Hepatobiliary organoids established from liver progenitor cells using multiple apparatuses [e.g., decellularized liver scaffolds, U-bottom plates, and coated plates (Katsuda et al., 2013; Vyas et al., 2018; Wu et al., 2019)] are promising for physiologically collecting bile from hepatocytes. A study demonstrated bile accumulation in the bile duct sac/cyst that was situated in the organoid core (Katsuda et al., 2013). Nonetheless, the location of the bile duct in this organoid makes bile fluids collection difficult. The development of bile-duct organization is potentially instrumental in resolving this hindrance. Some studies have demonstrated that the bile duct can be independently reconstructed in vitro. Microstructures and scaffold gels are effective for spatially controlling biliary cells to form functional bile-duct cysts (Miura et al., 2018; Rizki-Safitri et al., 2018; Funfak et al., 2019) and tubes (Du et al., 2020) using cells from rodents. These biliary structures express active bile transporters under a rich-laminin ECM environment. Laminin is essential for bile duct polarity and is thus frequently utilized for bile-duct development from iPSCs (Tanimizu et al., 2007, 2012; Kido et al., 2015; Sampaziotis et al., 2015). Attempts to integrate hepatobiliary cultures have demonstrated the transportation of bile conjugates from hepatocytes to the bile-duct structure. Liver spheroids comprising hepatocytes, biliary cells, and fibroblasts have had biliary cyst structures on their periphery. The structures developed into duct-like structures that connected liver spheroids while possibly transporting the bile conjugate (Hafiz et al., 2021). A collagen culture insert has demonstrated the likelihood of transporting bile conjugate from the hepatocyte to the bile-duct structure (Rizki-Safitri et al., 2020). The referred study showed the potential of separate autologous bile clearances suitable for long-term toxicity testing. Although bile-duct inclusion is promising for bile fluids collection in vitro, independent bile-duct structures are unable when demonstrating hepatobiliary bile fluids transportation. The bile-duct function has always been associated with bile canaliculus in adjacent hepatocytes. Furthermore, bile ducts in vitro remain immature. Thus, they are unlikely to perform optimum bile fluids collection. The technique for integrating hepatobiliary using membranes also diminishes direct hepatobiliary contact, resulting in bile leakage.

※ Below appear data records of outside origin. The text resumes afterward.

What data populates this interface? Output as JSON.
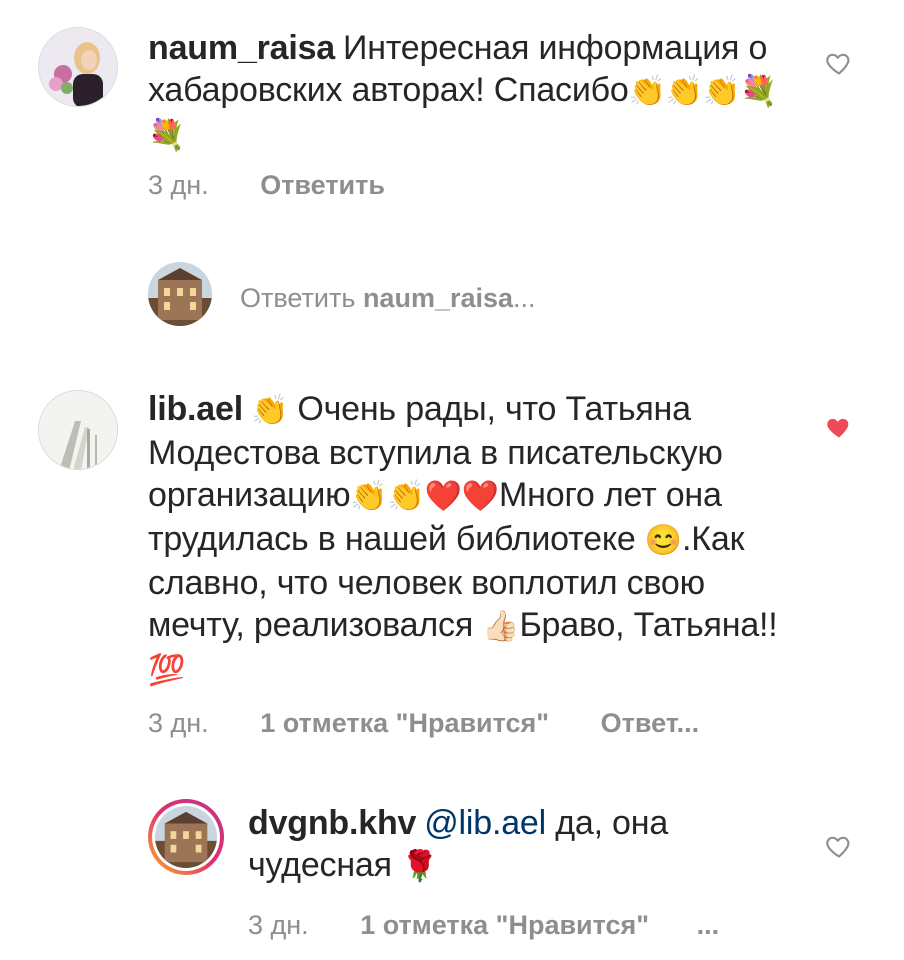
{
  "comments": [
    {
      "username": "naum_raisa",
      "text": "Интересная информация о хабаровских авторах! Спасибо",
      "emojis": "👏👏👏💐💐",
      "time": "3 дн.",
      "reply_label": "Ответить",
      "liked": false
    },
    {
      "username": "lib.ael",
      "text_parts": [
        "Очень рады, что Татьяна Модестова вступила в писательскую организацию",
        "Много лет она трудилась в нашей библиотеке",
        ".Как славно, что человек воплотил свою мечту, реализовался",
        "Браво, Татьяна!!"
      ],
      "emoji_a": "👏",
      "emoji_b": "👏👏❤️❤️",
      "emoji_c": "😊",
      "emoji_d": "👍🏻",
      "emoji_e": "💯",
      "time": "3 дн.",
      "likes_label": "1 отметка \"Нравится\"",
      "reply_label": "Ответ...",
      "liked": true
    },
    {
      "username": "dvgnb.khv",
      "mention": "@lib.ael",
      "text": "да, она чудесная",
      "emoji": "🌹",
      "time": "3 дн.",
      "likes_label": "1 отметка \"Нравится\"",
      "more_label": "...",
      "liked": false
    }
  ],
  "reply_field": {
    "prefix": "Ответить",
    "target": "naum_raisa",
    "suffix": "..."
  },
  "colors": {
    "text": "#262626",
    "meta": "#8e8e8e",
    "heart_liked": "#ed4956",
    "mention": "#003569"
  }
}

A multitissue/organ culture that incorporates liver tissue with other organs might simplify the recovery process. In addition to the blood stream, the intestine is the subsequent organ where bile is disembogued and experiences further modification (Boyer, 2013; Chiang, 2013). A microfluidic liver–intestine platform can demonstrate relations between biological processes in the liver and intestine, including processes related to bile production and secretion (Maschmeyer et al., 2015; Chen et al., 2017; Choe et al., 2017). This system allows the direct impact of bile, particularly in demonstrating interorgan drug-dependence studies. However, considering that the intestine displays two-way interactions with the liver, these intestine–liver platforms focus on drug absorption in the digestive tract instead of vice versa. Additionally, an integrated platform that combines organoids from six organs demonstrates the alteration of liver metabolites using human-relevant dose drug dependence. This system exhibits the activation of a prodrug into an active drug that rarely occurs in the absence of liver organoids. Analyses of the liver organoid metabolite displays the presence of 5-fluorouracyl, which is a product of capecitabine metabolism by the liver. 5-Fluorouracyl is highly toxic and destructive to heart and lung organoids as downstream organs in a microfluidic platform (Skardal et al., 2020). Little is known about the bile composition and whether this metabolite is toxic specifically toward the heart and lung or merely to adjacent tissues/organs.